Who was listening to this music? Hippies. Teenagers. Fans who were sure there was something more out there. People who wanted to drop acid and have their pupils bombarded by lasers. Arty types who wanted to find meaning in music, and who — rather than searching for it in short pop songs based on American blues — found it in the quirky Britishness of prog, equal parts twee and subversive.
The musicians, and the audiences, had grown up with rock. They took it seriously. But they didn’t feel constrained. They were more interested in personalizing or stretching the forms passed down to them. Everybody loved the Beatles, but they loved them best when they got weird. “The Beatles,” said guitarist and producer Robert Fripp, “achieve probably better than anyone the ability to make you tap your foot first time round, dig the words sixth time round, and get into the guitar slowly panning the twentieth time.”

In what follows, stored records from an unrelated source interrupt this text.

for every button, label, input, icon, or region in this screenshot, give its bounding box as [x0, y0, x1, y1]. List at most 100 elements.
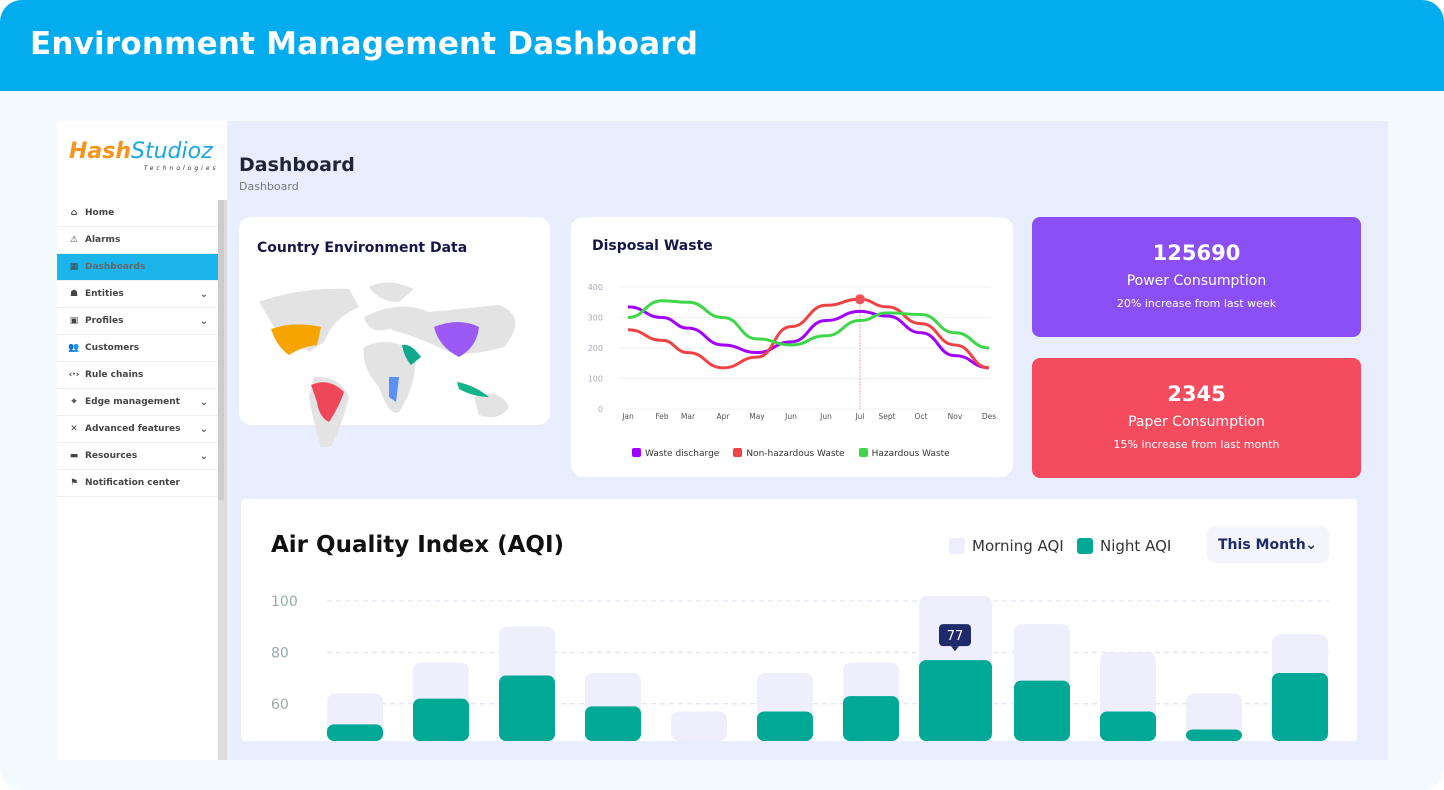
entities-icon: ☗ — [69, 289, 79, 299]
y-tick-label: 80 — [271, 645, 289, 661]
legend-swatch — [1077, 538, 1093, 554]
sidebar-item-label: Alarms — [85, 235, 121, 245]
app-window: HashStudioz Technologies ⌂ Home ⚠ Alarms ▦ Das… — [57, 121, 1388, 760]
sidebar-item-label: Profiles — [85, 316, 124, 326]
chevron-down-icon[interactable]: ⌄ — [199, 288, 208, 300]
disposal-waste-card: Disposal Waste 0 100 200 300 400 Jan Feb Mar Apr… — [571, 217, 1013, 477]
y-tick-label: 300 — [588, 314, 603, 323]
bar-morning — [671, 711, 727, 741]
legend-night: Night AQI — [1077, 537, 1171, 555]
customers-icon: 👥 — [68, 343, 80, 353]
legend-swatch — [733, 448, 743, 457]
sidebar-item-edge-management[interactable]: ⌖ Edge management ⌄ — [57, 389, 218, 416]
stat-label: Paper Consumption — [1128, 414, 1265, 430]
sidebar-item-advanced-features[interactable]: ✕ Advanced features ⌄ — [57, 416, 218, 443]
x-tick-label: Jan — [621, 412, 634, 421]
breadcrumb[interactable]: Dashboard — [239, 180, 299, 193]
legend-swatch — [632, 448, 641, 457]
stat-label: Power Consumption — [1126, 273, 1267, 289]
y-tick-label: 400 — [588, 283, 603, 292]
sidebar-item-alarms[interactable]: ⚠ Alarms — [57, 227, 218, 254]
bar-night — [757, 711, 813, 741]
x-tick-label: Oct — [915, 412, 928, 421]
sidebar-item-profiles[interactable]: ▣ Profiles ⌄ — [57, 308, 218, 335]
stat-value: 2345 — [1167, 382, 1226, 406]
bar-night — [1100, 711, 1156, 741]
disposal-waste-title: Disposal Waste — [592, 238, 713, 254]
series-line-waste-discharge — [627, 305, 990, 370]
y-tick-label: 0 — [598, 405, 603, 414]
x-tick-label: Jun — [784, 412, 797, 421]
sidebar-item-customers[interactable]: 👥 Customers — [57, 335, 218, 362]
map-card-title: Country Environment Data — [257, 240, 468, 256]
y-tick-label: 100 — [271, 594, 298, 610]
x-tick-label: Des — [982, 412, 996, 421]
legend-label: Non-hazardous Waste — [746, 449, 845, 459]
series-line-non-hazardous-waste — [627, 297, 990, 370]
stat-value: 125690 — [1152, 241, 1241, 265]
page-title: Dashboard — [239, 154, 355, 176]
logo[interactable]: HashStudioz Technologies — [69, 139, 219, 172]
x-tick-label: Nov — [948, 412, 963, 421]
sidebar-menu: ⌂ Home ⚠ Alarms ▦ Dashboards ☗ Entities ⌄ ▣ Profil… — [57, 200, 218, 497]
sidebar-item-home[interactable]: ⌂ Home — [57, 200, 218, 227]
tooltip-pointer — [951, 646, 959, 652]
sidebar-item-notification-center[interactable]: ⚑ Notification center — [57, 470, 218, 497]
legend-label: Night AQI — [1100, 537, 1172, 555]
tooltip — [939, 624, 971, 647]
sidebar-item-label: Entities — [85, 289, 124, 299]
notification-icon: ⚑ — [69, 478, 79, 488]
legend-item[interactable]: Hazardous Waste — [858, 448, 950, 459]
chevron-down-icon[interactable]: ⌄ — [199, 450, 208, 462]
disposal-waste-legend: Waste discharge Non-hazardous Waste Hazard… — [632, 448, 950, 459]
banner-title: Environment Management Dashboard — [0, 0, 1444, 91]
disposal-waste-chart[interactable]: 0 100 200 300 400 Jan Feb Mar Apr May Jun Jun Jul Sep… — [571, 217, 1013, 477]
world-map[interactable] — [239, 217, 550, 447]
bar-night — [1014, 680, 1070, 741]
x-tick-label: May — [749, 412, 765, 421]
code-icon: ‹·› — [68, 370, 80, 380]
legend-item[interactable]: Non-hazardous Waste — [733, 448, 845, 459]
legend-label: Morning AQI — [972, 537, 1064, 555]
home-icon: ⌂ — [70, 208, 78, 218]
sidebar-item-resources[interactable]: ▬ Resources ⌄ — [57, 443, 218, 470]
sidebar-item-label: Dashboards — [85, 262, 146, 272]
sidebar-item-rule-chains[interactable]: ‹·› Rule chains — [57, 362, 218, 389]
folder-icon: ▬ — [69, 451, 79, 461]
bar-night — [1272, 672, 1328, 741]
legend-swatch — [949, 538, 965, 554]
sidebar: HashStudioz Technologies ⌂ Home ⚠ Alarms ▦ Das… — [57, 121, 227, 760]
sidebar-item-label: Resources — [85, 451, 138, 461]
aqi-card: Air Quality Index (AQI) Morning AQI Nigh… — [241, 499, 1357, 741]
y-tick-label: 200 — [588, 344, 603, 353]
sidebar-item-dashboards[interactable]: ▦ Dashboards — [57, 254, 218, 281]
warning-icon: ⚠ — [69, 235, 79, 245]
profiles-icon: ▣ — [69, 316, 79, 326]
sidebar-item-entities[interactable]: ☗ Entities ⌄ — [57, 281, 218, 308]
bar-night — [499, 675, 555, 741]
legend-item[interactable]: Waste discharge — [632, 448, 719, 459]
sidebar-scrollbar-thumb[interactable] — [218, 200, 224, 500]
legend-morning: Morning AQI — [949, 537, 1064, 555]
aqi-chart[interactable]: 60 80 100 77 — [241, 499, 1357, 741]
period-select[interactable]: This Month ⌄ — [1207, 526, 1329, 563]
chevron-down-icon[interactable]: ⌄ — [199, 396, 208, 408]
aqi-title: Air Quality Index (AQI) — [271, 532, 565, 558]
sidebar-item-label: Customers — [85, 343, 140, 353]
legend-swatch — [858, 448, 868, 457]
bar-morning — [1186, 693, 1242, 741]
x-tick-label: Apr — [717, 412, 731, 421]
sidebar-item-label: Home — [85, 208, 115, 218]
x-tick-label: Mar — [681, 412, 696, 421]
x-tick-label: Jul — [854, 412, 864, 421]
tooltip-value: 77 — [947, 629, 964, 644]
sidebar-item-label: Rule chains — [85, 370, 144, 380]
y-tick-label: 100 — [588, 375, 603, 384]
sidebar-item-label: Notification center — [85, 478, 180, 488]
chevron-down-icon[interactable]: ⌄ — [199, 315, 208, 327]
x-tick-label: Feb — [655, 412, 669, 421]
stat-subtext: 15% increase from last month — [1113, 438, 1280, 451]
chevron-down-icon[interactable]: ⌄ — [199, 423, 208, 435]
antenna-icon: ⌖ — [71, 397, 77, 407]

This was supposed to be rebellious music. The Louis XVI of the time was the standard pop song structure — creative kryptonite. In a 1974 feature on Yes for Let It Rock magazine, David Laing explained that the “basic impetus was a justified discontent with the limitations of the pre-Pepper pop approach — the glorification of image, the three-minute single, the pressure towards repetition of the already successful formula.” Rejecting the three-minute single in favor of the suite meant rejecting the “establishment” in every way. “It was felt after Sgt. Pepper anybody could do anything in music,” said Yes/King Crimson drummer Bill Bruford in a 1994 interview. “It seemed the wilder the idea musically the better.”